20% chance that the teams play more conservatively than normal in a tight game, or that a flat performance from one team leads to the other team running out the clock in the fourth quarter. This doesn't seem likely given the penchant of both teams to pass. But, we've seen this happen in bowls. It might be more likely to happen this year because of the rules changes that allow the clock to run more freely.

If you split the 40% coin flips in the middle, that's 60/40 in favor of the Over.

What about the team side? History frowns on laying points with mid major teams against underdogs from major conferences. Ask Hawaii about that in their two late games against Purdue and Oregon State. Mid major teams are much more dangerous as live dogs against flat favorites than they are as favorites.

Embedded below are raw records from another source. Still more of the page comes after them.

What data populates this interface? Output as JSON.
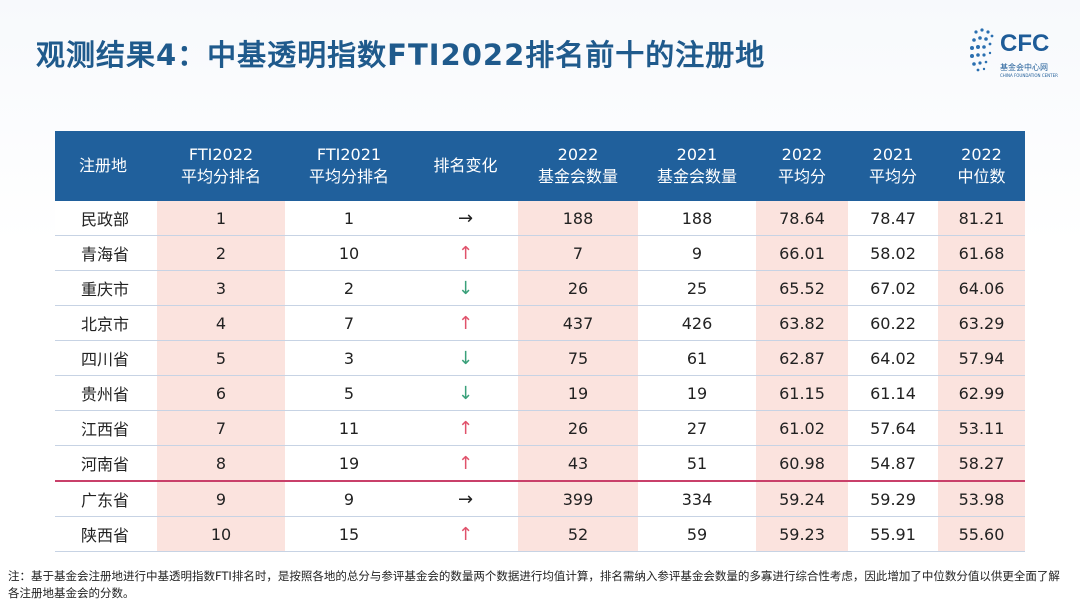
{
  "title": "观测结果4：中基透明指数FTI2022排名前十的注册地",
  "logo": {
    "text": "CFC",
    "cn": "基金会中心网",
    "en": "CHINA FOUNDATION CENTER"
  },
  "colors": {
    "header": "#20609c",
    "highlight": "#fbe3de",
    "up": "#e0526b",
    "down": "#3aa07a",
    "title": "#1f5a8c"
  },
  "table": {
    "headers": [
      [
        "注册地"
      ],
      [
        "FTI2022",
        "平均分排名"
      ],
      [
        "FTI2021",
        "平均分排名"
      ],
      [
        "排名变化"
      ],
      [
        "2022",
        "基金会数量"
      ],
      [
        "2021",
        "基金会数量"
      ],
      [
        "2022",
        "平均分"
      ],
      [
        "2021",
        "平均分"
      ],
      [
        "2022",
        "中位数"
      ]
    ],
    "rows": [
      {
        "place": "民政部",
        "rank2022": "1",
        "rank2021": "1",
        "change": "→",
        "dir": "flat",
        "count2022": "188",
        "count2021": "188",
        "avg2022": "78.64",
        "avg2021": "78.47",
        "median2022": "81.21"
      },
      {
        "place": "青海省",
        "rank2022": "2",
        "rank2021": "10",
        "change": "↑",
        "dir": "up",
        "count2022": "7",
        "count2021": "9",
        "avg2022": "66.01",
        "avg2021": "58.02",
        "median2022": "61.68"
      },
      {
        "place": "重庆市",
        "rank2022": "3",
        "rank2021": "2",
        "change": "↓",
        "dir": "down",
        "count2022": "26",
        "count2021": "25",
        "avg2022": "65.52",
        "avg2021": "67.02",
        "median2022": "64.06"
      },
      {
        "place": "北京市",
        "rank2022": "4",
        "rank2021": "7",
        "change": "↑",
        "dir": "up",
        "count2022": "437",
        "count2021": "426",
        "avg2022": "63.82",
        "avg2021": "60.22",
        "median2022": "63.29"
      },
      {
        "place": "四川省",
        "rank2022": "5",
        "rank2021": "3",
        "change": "↓",
        "dir": "down",
        "count2022": "75",
        "count2021": "61",
        "avg2022": "62.87",
        "avg2021": "64.02",
        "median2022": "57.94"
      },
      {
        "place": "贵州省",
        "rank2022": "6",
        "rank2021": "5",
        "change": "↓",
        "dir": "down",
        "count2022": "19",
        "count2021": "19",
        "avg2022": "61.15",
        "avg2021": "61.14",
        "median2022": "62.99"
      },
      {
        "place": "江西省",
        "rank2022": "7",
        "rank2021": "11",
        "change": "↑",
        "dir": "up",
        "count2022": "26",
        "count2021": "27",
        "avg2022": "61.02",
        "avg2021": "57.64",
        "median2022": "53.11"
      },
      {
        "place": "河南省",
        "rank2022": "8",
        "rank2021": "19",
        "change": "↑",
        "dir": "up",
        "count2022": "43",
        "count2021": "51",
        "avg2022": "60.98",
        "avg2021": "54.87",
        "median2022": "58.27"
      },
      {
        "place": "广东省",
        "rank2022": "9",
        "rank2021": "9",
        "change": "→",
        "dir": "flat",
        "count2022": "399",
        "count2021": "334",
        "avg2022": "59.24",
        "avg2021": "59.29",
        "median2022": "53.98"
      },
      {
        "place": "陕西省",
        "rank2022": "10",
        "rank2021": "15",
        "change": "↑",
        "dir": "up",
        "count2022": "52",
        "count2021": "59",
        "avg2022": "59.23",
        "avg2021": "55.91",
        "median2022": "55.60"
      }
    ]
  },
  "note": "注：基于基金会注册地进行中基透明指数FTI排名时，是按照各地的总分与参评基金会的数量两个数据进行均值计算，排名需纳入参评基金会数量的多寡进行综合性考虑，因此增加了中位数分值以供更全面了解各注册地基金会的分数。"
}
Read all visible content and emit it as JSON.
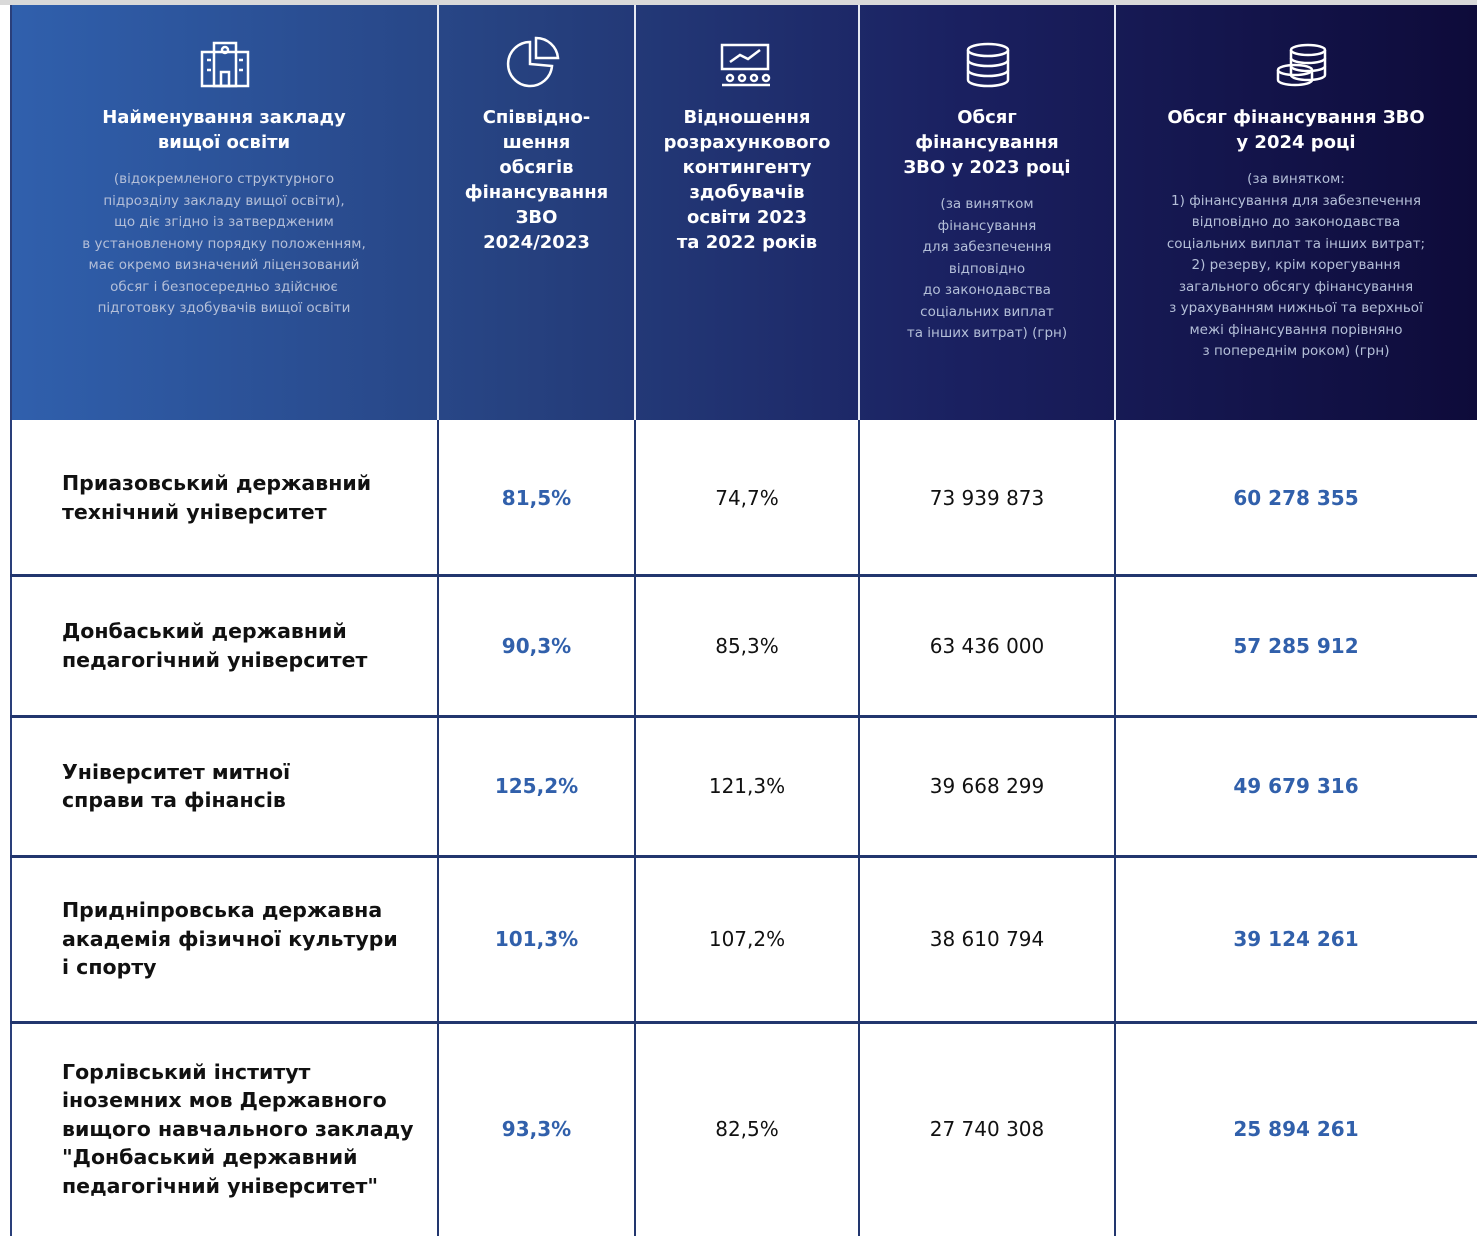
{
  "table": {
    "header": [
      {
        "title": "Найменування закладу\nвищої освіти",
        "note": "(відокремленого структурного\nпідрозділу закладу вищої освіти),\nщо діє згідно із затвердженим\nв установленому порядку положенням,\nмає окремо визначений ліцензований\nобсяг і безпосередньо здійснює\nпідготовку здобувачів вищої освіти"
      },
      {
        "title": "Співвідно-\nшення\nобсягів\nфінансування\nЗВО\n2024/2023"
      },
      {
        "title": "Відношення\nрозрахункового\nконтингенту\nздобувачів\nосвіти 2023\nта 2022 років"
      },
      {
        "title": "Обсяг\nфінансування\nЗВО у 2023 році",
        "note": "(за винятком\nфінансування\nдля забезпечення\nвідповідно\nдо законодавства\nсоціальних виплат\nта інших витрат) (грн)"
      },
      {
        "title": "Обсяг фінансування ЗВО\nу 2024 році",
        "note": "(за винятком:\n1) фінансування для забезпечення\nвідповідно до законодавства\nсоціальних виплат та інших витрат;\n2) резерву, крім корегування\nзагального обсягу фінансування\nз урахуванням нижньої та верхньої\nмежі фінансування порівняно\nз попереднім роком) (грн)"
      }
    ],
    "rows": [
      [
        "Приазовський державний\nтехнічний університет",
        "81,5%",
        "74,7%",
        "73 939 873",
        "60 278 355"
      ],
      [
        "Донбаський державний\nпедагогічний університет",
        "90,3%",
        "85,3%",
        "63 436 000",
        "57 285 912"
      ],
      [
        "Університет митної\nсправи та фінансів",
        "125,2%",
        "121,3%",
        "39 668 299",
        "49 679 316"
      ],
      [
        "Придніпровська державна\nакадемія фізичної культури\nі спорту",
        "101,3%",
        "107,2%",
        "38 610 794",
        "39 124 261"
      ],
      [
        "Горлівський інститут\nіноземних мов Державного\nвищого навчального закладу\n\"Донбаський державний\nпедагогічний університет\"",
        "93,3%",
        "82,5%",
        "27 740 308",
        "25 894 261"
      ]
    ]
  }
}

Let's take the percentages from the totals and imagine how things might play out: *40% shootouts: you want the dog in a shootout, so we'd say 30% to 10% in favor of Oregon within this subset.

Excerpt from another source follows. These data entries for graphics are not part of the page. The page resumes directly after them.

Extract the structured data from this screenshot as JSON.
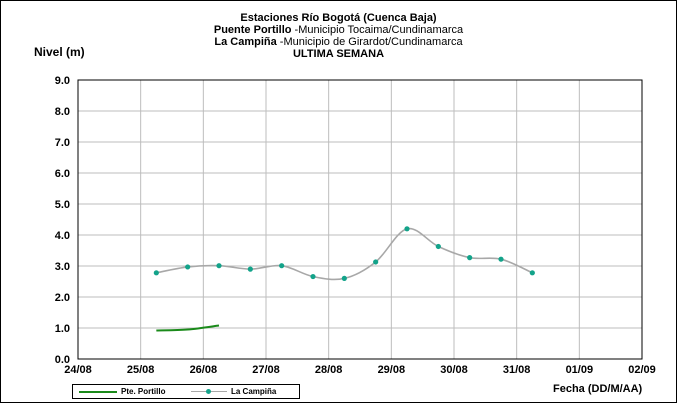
{
  "chart_data": {
    "type": "line",
    "title_lines": [
      {
        "bold": "Estaciones Río Bogotá (Cuenca Baja)",
        "rest": ""
      },
      {
        "bold": "Puente Portillo",
        "rest": " -Municipio Tocaima/Cundinamarca"
      },
      {
        "bold": "La Campiña",
        "rest": " -Municipio de Girardot/Cundinamarca"
      },
      {
        "bold": "ULTIMA SEMANA",
        "rest": ""
      }
    ],
    "ylabel": "Nivel (m)",
    "xlabel": "Fecha (DD/M/AA)",
    "ylim": [
      0,
      9
    ],
    "yticks": [
      "0.0",
      "1.0",
      "2.0",
      "3.0",
      "4.0",
      "5.0",
      "6.0",
      "7.0",
      "8.0",
      "9.0"
    ],
    "xticks": [
      "24/08",
      "25/08",
      "26/08",
      "27/08",
      "28/08",
      "29/08",
      "30/08",
      "31/08",
      "01/09",
      "02/09"
    ],
    "grid": true,
    "legend_position": "bottom-left",
    "series": [
      {
        "name": "Pte. Portillo",
        "color": "#1a8a1a",
        "markers": false,
        "x": [
          1.25,
          1.75,
          2.25
        ],
        "y": [
          0.92,
          0.95,
          1.08
        ]
      },
      {
        "name": "La Campiña",
        "color": "#a8a8a8",
        "marker_color": "#13a38a",
        "markers": true,
        "x": [
          1.25,
          1.75,
          2.25,
          2.75,
          3.25,
          3.75,
          4.25,
          4.75,
          5.25,
          5.75,
          6.25,
          6.75,
          7.25
        ],
        "y": [
          2.78,
          2.97,
          3.01,
          2.9,
          3.01,
          2.66,
          2.6,
          3.13,
          4.2,
          3.63,
          3.27,
          3.22,
          2.78
        ]
      }
    ]
  }
}
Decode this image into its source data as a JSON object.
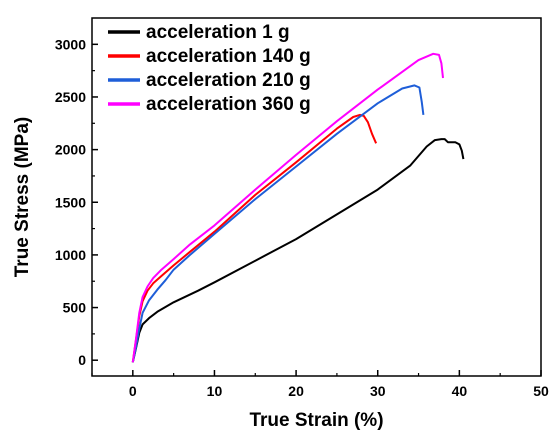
{
  "chart_data": {
    "type": "line",
    "xlabel": "True Strain (%)",
    "ylabel": "True Stress (MPa)",
    "xlim": [
      -5,
      50
    ],
    "ylim": [
      -150,
      3250
    ],
    "xticks": [
      0,
      10,
      20,
      30,
      40,
      50
    ],
    "yticks": [
      0,
      500,
      1000,
      1500,
      2000,
      2500,
      3000
    ],
    "xtick_labels": [
      "0",
      "10",
      "20",
      "30",
      "40",
      "50"
    ],
    "ytick_labels": [
      "0",
      "500",
      "1000",
      "1500",
      "2000",
      "2500",
      "3000"
    ],
    "legend_position": "top-left",
    "grid": false,
    "series": [
      {
        "name": "acceleration 1 g",
        "color": "#000000",
        "x": [
          0,
          0.4,
          0.8,
          1.2,
          2,
          3,
          5,
          8,
          10,
          15,
          20,
          25,
          30,
          34,
          36,
          37,
          37.8,
          38.2,
          38.6,
          39.5,
          40,
          40.3,
          40.5
        ],
        "y": [
          -20,
          120,
          260,
          340,
          400,
          460,
          550,
          660,
          740,
          945,
          1150,
          1385,
          1620,
          1850,
          2030,
          2090,
          2100,
          2100,
          2070,
          2070,
          2050,
          1990,
          1910
        ]
      },
      {
        "name": "acceleration 140 g",
        "color": "#ff0000",
        "x": [
          0,
          0.4,
          0.8,
          1.2,
          1.8,
          2.5,
          3.5,
          5,
          7,
          10,
          15,
          20,
          25,
          27,
          27.8,
          28.3,
          28.8,
          29.3,
          29.8
        ],
        "y": [
          -20,
          200,
          420,
          560,
          660,
          730,
          800,
          900,
          1030,
          1220,
          1570,
          1880,
          2200,
          2310,
          2330,
          2320,
          2260,
          2150,
          2060
        ]
      },
      {
        "name": "acceleration 210 g",
        "color": "#1e5ed8",
        "x": [
          0,
          0.4,
          0.8,
          1.2,
          2,
          3,
          4,
          5,
          7,
          10,
          15,
          20,
          25,
          30,
          33,
          34.5,
          35.1,
          35.4,
          35.6
        ],
        "y": [
          -20,
          130,
          300,
          450,
          570,
          670,
          760,
          860,
          1000,
          1200,
          1530,
          1840,
          2150,
          2440,
          2580,
          2610,
          2590,
          2450,
          2330
        ]
      },
      {
        "name": "acceleration 360 g",
        "color": "#ff00ff",
        "x": [
          0,
          0.4,
          0.8,
          1.2,
          1.8,
          2.5,
          3.5,
          5,
          7,
          10,
          15,
          20,
          25,
          30,
          35,
          36.8,
          37.5,
          37.8,
          38
        ],
        "y": [
          -20,
          210,
          450,
          600,
          700,
          780,
          860,
          960,
          1100,
          1280,
          1620,
          1950,
          2270,
          2570,
          2850,
          2910,
          2900,
          2820,
          2680
        ]
      }
    ]
  }
}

*40% total coin flip: most of these games probably would go BYU's way because Oregon is flat. We'd say 30% to 10% for BYU in this section. If Oregon shows up, that's accounted for in the "shootout" category.

20% surprisingly low scoring: tough call. Normally you think about the dog in lower scoring games. Here, that doesn't feel as right. We want to give BYU an edge for perceived motivation advantages. We'll do it here. 13% for BYU, and 7% for Oregon.

That adds up to 53% for BYU, and 47% for Oregon. Or, a lean to the favorite that barely covers the vigorish. The total seems to make more sense depending whether or not the weather forecast cooperates.

In a sense, if you're rooting for the Over, you're already rooting for Oregon. There's no need for an additional play on the dog. The combination of BYU and Over hedges things to a degree. If Oregon no-shows, the worst you can do is split, and you have a chance to sweep if the second half turns into a garbage game with a lot of cheap points. The critical number for BYU is 32 points in that scenario. If you get the Cougars to 32 points, the worst you can do is 1-1 with BYU and the Over.